KEY POINTS:
Mendelssohn is composer of the week on Radio New Zealand Concert and every day the network plays a selection of music by this much-maligned Romantic.
British violinist Daniel Hope feels a certain kinship with the composer. He is descended from Mendelssohn's teacher and proud to have arranged the three lieder that conclude his new Deutsche Grammophon album. A Witches' Song may be demure by Berlioz's standards, but Hope rustles up a storm with pianist Sebastian Knauer.
Suleika was a favourite of Hope's great-great-grandfather - the words of Goethe's original poem were inscribed on the old man's photograph - and it is played with the immediacy of a Jewish folksong. The hackneyed On Wings of Song is as fresh as a new song.

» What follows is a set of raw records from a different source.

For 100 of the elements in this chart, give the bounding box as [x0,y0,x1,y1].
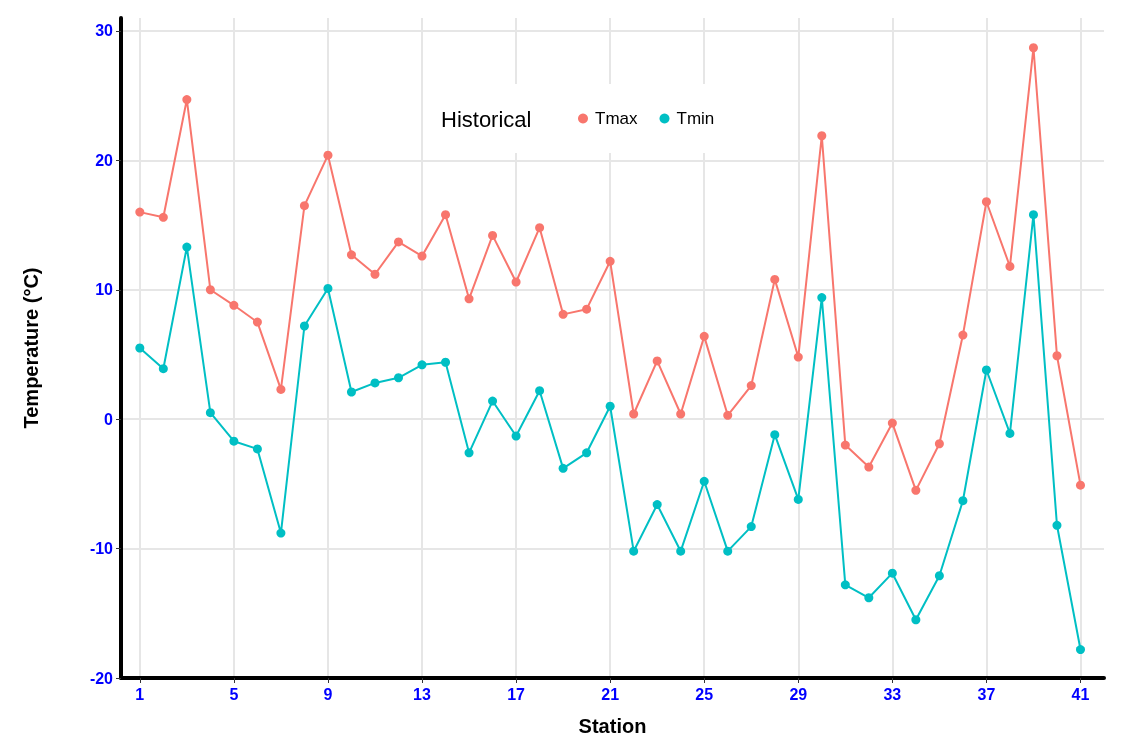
point [629,409,639,419]
point [535,223,545,233]
point [299,321,309,331]
point [887,418,897,428]
point [158,364,168,374]
point [346,387,356,397]
point [394,237,403,247]
point [535,386,545,396]
point [417,360,427,370]
y-tick-label: 10 [95,281,114,299]
point [205,285,215,295]
point [417,251,427,261]
point [770,430,780,440]
point [793,352,803,362]
point [299,201,309,211]
point [699,476,709,486]
point [229,436,239,446]
point [840,440,850,450]
y-tick-label: 0 [104,410,114,428]
point [346,250,356,260]
x-tick-label: 9 [323,685,333,703]
point [511,277,521,287]
x-tick-label: 5 [229,685,239,703]
point [676,546,686,556]
y-tick-label: -20 [89,669,114,687]
point [1005,261,1015,271]
point [770,274,780,284]
point [746,522,756,532]
x-tick-label: 1 [135,685,145,703]
point [511,431,521,441]
x-tick-label: 37 [977,685,996,703]
point [276,528,286,538]
point [558,309,568,319]
point [652,500,662,510]
point [723,546,733,556]
point [182,95,192,105]
point [464,448,474,458]
point [1028,210,1038,220]
point [158,212,168,222]
point [582,304,592,314]
x-axis-title: Station [578,715,647,737]
point [605,401,615,411]
point [605,256,615,266]
legend-label: Tmax [595,109,638,128]
legend-title: Historical [441,106,532,132]
point [1005,428,1015,438]
point [958,496,968,506]
point [746,381,756,391]
point [1075,480,1085,490]
point [441,357,451,367]
point [252,444,262,454]
point [840,580,850,590]
x-tick-label: 41 [1071,685,1090,703]
point [1075,645,1085,655]
x-tick-label: 17 [507,685,526,703]
point [205,408,215,418]
point [582,448,592,458]
point [887,568,897,578]
point [699,331,709,341]
point [252,317,262,327]
x-tick-label: 33 [883,685,902,703]
y-tick-label: 30 [95,22,114,40]
point [981,365,991,375]
point [817,293,827,303]
point [229,300,239,310]
point [1052,351,1062,361]
point [394,373,403,383]
point [817,131,827,141]
point [464,294,474,304]
legend-label: Tmin [676,109,715,128]
point [488,396,498,406]
point [323,150,333,160]
point [934,571,944,581]
point [652,356,662,366]
point [558,463,568,473]
x-tick-label: 25 [695,685,714,703]
point [981,197,991,207]
point [934,439,944,449]
point [323,283,333,293]
y-tick-label: -10 [89,540,114,558]
point [864,462,874,472]
point [723,410,733,420]
point [958,330,968,340]
point [370,269,380,279]
point [1028,43,1038,53]
point [1052,520,1062,530]
y-axis-title: Temperature (°C) [20,267,42,429]
point [864,593,874,603]
x-tick-label: 13 [413,685,432,703]
point [370,378,380,388]
point [911,485,921,495]
x-tick-label: 21 [601,685,620,703]
point [629,546,639,556]
x-tick-label: 29 [789,685,808,703]
point [911,615,921,625]
point [488,230,498,240]
point [793,494,803,504]
point [135,343,145,353]
point [276,384,286,394]
point [441,210,451,220]
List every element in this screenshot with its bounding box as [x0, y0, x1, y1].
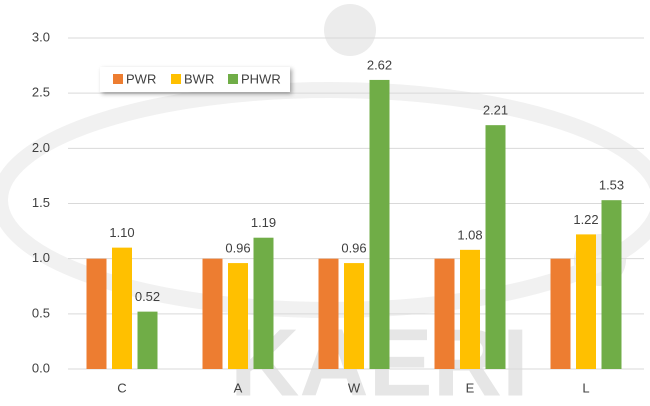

To many, these little gems will be fillers. The drawcard for most must be Mendelssohn's Violin Concerto, here in its original version. And the changes come thick and fast, from the very opening bars when we are dealing with an Allegro that is con fuoco rather than molto appassionato.
Flames flicker and even come close to raging. Hope and the musicians of the Chamber Orchestra of Europe hold nothing back.
There is so much to savour here, such as the marvellous rushes to climaxes in the first movement, with Hope immaculately shadowed by the orchestra. The breath is quite taken away although, a few minutes later, there is barely time for breath in the exultant finale.
Hope then moves from the concerto arena to that of chamber music. The octet is one of Mendelsson's loveliest works, written when he was 16. Here is all the impetuosity of youth in its hesitations and surges of emotion.
Hope and his players catch the sweet simplicity of its Andante, written in a style that would become arrant sentimentality in later Mendelssohn works. The Scherzo, one of Mendelssohn's swiftest and sleekest, is a gossamer delight.
This first-rate Deutsche Grammophon recording is Mendelssohn to cherish.